I read of the US Senate passing a 1.7 trillion dollar budget to keep the government from shutting down. That’s a big number, and I’m not sure how much it’s worth to keep the government running. Then I got to thinking – we need to personalize this. There are about 330 million people in the US – so all I have to do is the math.
The first problem is that Genevieve Guitel built the chart, and on the short scale, a trillion has 12 zeros, and on the long scale a trillion has 18 zeros. It’s confusing – both scales are the same for lower numbers like a thousand and a million – the scales diverge on a billion – in the short scale a billion is 10 to the 9th power, on the long scale a billion is 10 to the twelfth. These two scales usually don’t get into the way of my calculations. I’m going to treat the budget as if it’s the short scale first – if a trillion is 1,000,000,000,000 then the budget is 1,700,000,000,000 dollars.

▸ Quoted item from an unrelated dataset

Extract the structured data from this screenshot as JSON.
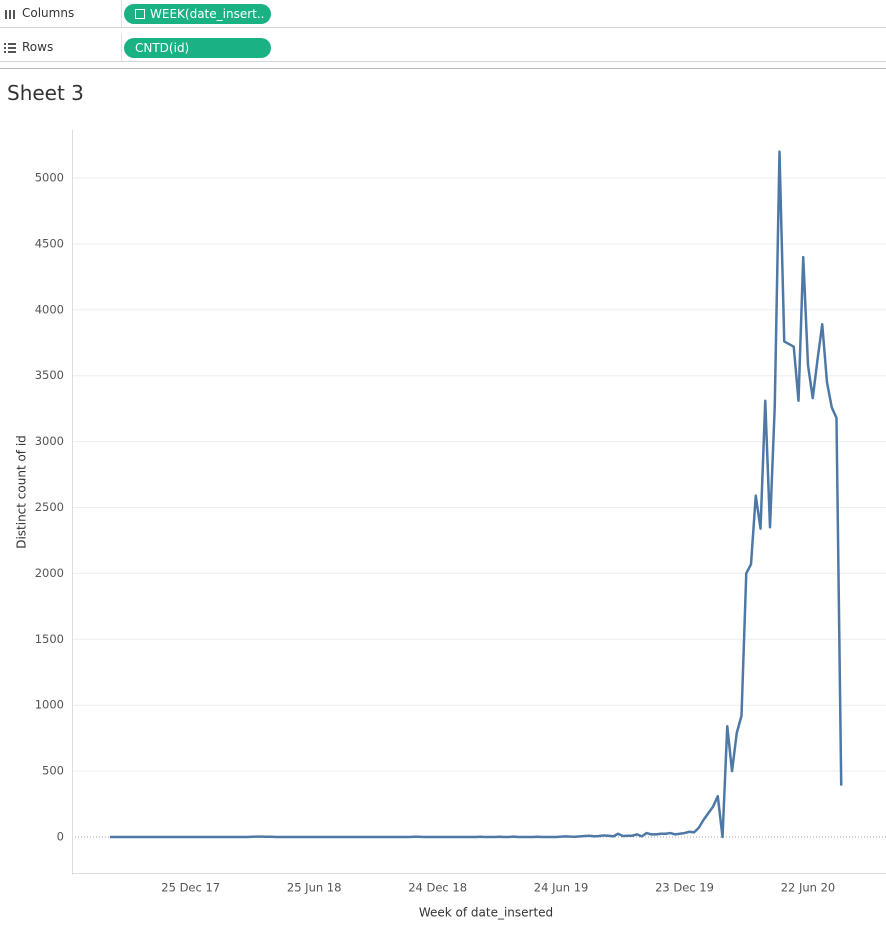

First, to make it personal, if I spent a million dollars an hour, it would take just under 699 years to spend a trillion dollars. Then the math:
1,700,000,000,000 dollars
330,000,000 Americans
So I cancel 6 zeros top and bottom and come up with 1,700,000/330
Cancel two more zeros and I have 17,000/3.3
At this stage, my calculator can handle the math – this latest spending bill is $5151.51 for every man, woman and child in America. Of course if the pundits are using long chart trillions, we would need to add six zeros . . . but our politicians wouldn’t sneak that sort of a definition change into a 4,155 page bill . . . would they?
If I read things right, it includes a new building for the FBI headquarters. Hopefully our lobbyists can get it built as a community development project between Butte and Anaconda.